今宵招かれた者達は、魔界の貴族や上級悪魔、悪魔崇拝者の中でも身分の高い人間達である。
中世の王公貴族のごとくドレス姿で華麗に踊る魔界の女達に混じって、人間の女達がいた。悪魔崇拝者に騙されて連れてこられた女達だった。
もっとも騙されてるなど微塵も思っていない。
人間の女達は、ただただ豪華で華やかな上流社会のパーティーに招待されたと思っている。
人間の女達は皆、真紅の天然石を身に着けていた。
魔界にある、人間の女の血で造られた池の底から採れる黒い天然石。それを磨き加工すると、艶やかな、深い真紅の天然石となるのだ。
真紅の天然石は、生贄を意味していた。
人間の女を一人悪魔に捧げることによって、悪魔崇拝者は己の欲望をひとつ悪魔に叶えてもらうのだ。
大広間には特別な観覧席が設けられていた。
生贄たちがどのような仕打ちをうけるのか、高い場所から観覧するためだ。
観覧席は、魔王ルシフェルと魔界の貴族で伯爵以上の地位にある者達だけが座することを許されていた。

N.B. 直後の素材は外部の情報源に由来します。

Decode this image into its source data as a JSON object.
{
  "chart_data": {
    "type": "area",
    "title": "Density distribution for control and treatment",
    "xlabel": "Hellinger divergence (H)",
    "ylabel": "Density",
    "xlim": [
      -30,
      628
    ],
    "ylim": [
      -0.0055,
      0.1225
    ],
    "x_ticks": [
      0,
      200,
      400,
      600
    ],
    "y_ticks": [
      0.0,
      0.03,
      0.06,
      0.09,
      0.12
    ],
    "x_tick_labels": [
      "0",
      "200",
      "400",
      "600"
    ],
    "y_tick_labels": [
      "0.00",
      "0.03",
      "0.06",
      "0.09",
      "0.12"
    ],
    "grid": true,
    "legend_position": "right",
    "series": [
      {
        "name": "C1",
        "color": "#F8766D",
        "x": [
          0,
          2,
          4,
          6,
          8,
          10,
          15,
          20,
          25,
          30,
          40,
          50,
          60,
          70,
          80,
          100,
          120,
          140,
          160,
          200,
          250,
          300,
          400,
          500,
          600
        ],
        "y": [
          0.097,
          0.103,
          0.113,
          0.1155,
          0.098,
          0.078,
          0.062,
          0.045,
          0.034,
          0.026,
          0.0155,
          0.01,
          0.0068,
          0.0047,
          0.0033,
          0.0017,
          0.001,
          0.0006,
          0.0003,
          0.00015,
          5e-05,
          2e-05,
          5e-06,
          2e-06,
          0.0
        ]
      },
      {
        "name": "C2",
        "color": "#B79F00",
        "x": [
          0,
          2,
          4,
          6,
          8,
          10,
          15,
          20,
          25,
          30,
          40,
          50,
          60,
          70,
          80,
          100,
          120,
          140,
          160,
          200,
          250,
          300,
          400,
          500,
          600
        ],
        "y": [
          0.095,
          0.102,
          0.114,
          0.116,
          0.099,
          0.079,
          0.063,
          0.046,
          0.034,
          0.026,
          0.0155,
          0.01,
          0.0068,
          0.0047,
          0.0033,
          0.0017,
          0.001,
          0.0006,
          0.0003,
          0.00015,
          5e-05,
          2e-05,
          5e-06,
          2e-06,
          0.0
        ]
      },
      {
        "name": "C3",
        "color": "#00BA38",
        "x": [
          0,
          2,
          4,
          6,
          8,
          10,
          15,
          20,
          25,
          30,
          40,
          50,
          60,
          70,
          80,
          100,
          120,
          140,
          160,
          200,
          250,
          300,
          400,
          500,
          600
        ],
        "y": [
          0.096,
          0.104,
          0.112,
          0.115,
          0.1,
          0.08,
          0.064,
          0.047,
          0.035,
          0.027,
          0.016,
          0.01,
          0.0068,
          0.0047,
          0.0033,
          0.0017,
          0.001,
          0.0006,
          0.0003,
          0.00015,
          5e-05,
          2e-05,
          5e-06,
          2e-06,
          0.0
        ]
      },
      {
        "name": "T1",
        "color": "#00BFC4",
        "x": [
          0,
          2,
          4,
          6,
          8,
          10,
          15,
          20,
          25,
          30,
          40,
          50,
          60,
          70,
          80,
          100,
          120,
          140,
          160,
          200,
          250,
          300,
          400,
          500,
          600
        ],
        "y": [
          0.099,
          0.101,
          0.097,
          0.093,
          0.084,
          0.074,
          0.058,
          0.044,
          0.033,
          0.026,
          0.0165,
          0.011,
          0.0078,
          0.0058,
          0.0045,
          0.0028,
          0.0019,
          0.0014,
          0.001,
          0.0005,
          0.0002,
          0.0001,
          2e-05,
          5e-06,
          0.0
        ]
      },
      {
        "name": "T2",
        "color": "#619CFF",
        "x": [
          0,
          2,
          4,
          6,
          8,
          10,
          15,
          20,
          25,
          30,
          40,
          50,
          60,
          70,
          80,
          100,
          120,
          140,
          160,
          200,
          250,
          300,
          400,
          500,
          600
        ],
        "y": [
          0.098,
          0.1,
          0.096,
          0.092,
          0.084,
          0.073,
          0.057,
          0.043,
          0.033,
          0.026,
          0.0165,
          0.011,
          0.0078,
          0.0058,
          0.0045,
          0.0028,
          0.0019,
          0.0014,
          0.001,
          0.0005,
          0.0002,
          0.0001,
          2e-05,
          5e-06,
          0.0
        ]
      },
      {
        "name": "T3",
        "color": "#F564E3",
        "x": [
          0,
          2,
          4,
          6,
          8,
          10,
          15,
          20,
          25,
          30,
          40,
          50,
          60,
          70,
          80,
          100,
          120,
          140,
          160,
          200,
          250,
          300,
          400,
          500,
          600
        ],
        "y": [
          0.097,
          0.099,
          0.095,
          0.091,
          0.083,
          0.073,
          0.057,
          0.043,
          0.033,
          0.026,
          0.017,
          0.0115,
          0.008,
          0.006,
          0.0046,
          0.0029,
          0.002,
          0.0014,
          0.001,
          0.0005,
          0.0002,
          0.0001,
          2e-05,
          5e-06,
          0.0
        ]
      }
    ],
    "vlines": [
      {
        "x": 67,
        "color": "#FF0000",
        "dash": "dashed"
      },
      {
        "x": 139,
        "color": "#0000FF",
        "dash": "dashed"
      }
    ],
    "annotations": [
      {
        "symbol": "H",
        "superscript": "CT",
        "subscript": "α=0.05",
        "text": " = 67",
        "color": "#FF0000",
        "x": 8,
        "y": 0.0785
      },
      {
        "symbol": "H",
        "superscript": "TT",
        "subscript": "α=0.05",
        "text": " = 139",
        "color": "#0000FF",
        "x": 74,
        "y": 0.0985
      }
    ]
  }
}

彼らは人間風に食事をし、酒を飲み、言葉を交わし、前菜である生贄たちの、まだ人間らしい優雅な音楽と舞いを楽しんだ。
悪神サタンは最も高くに座している。
魔界の神の座━━
裸体の人間の女達で作り上げたサタンの座は白く艶めいていた。
人間界で成功を得るかわりに、その身と魂を悪魔に売り渡した女達。
人間界で得た名声と多くの財産を保持し続けるには、生贄を捧げ続けることだった。
できなくなったときには、女達は己自身を捧げると悪魔と契約していた。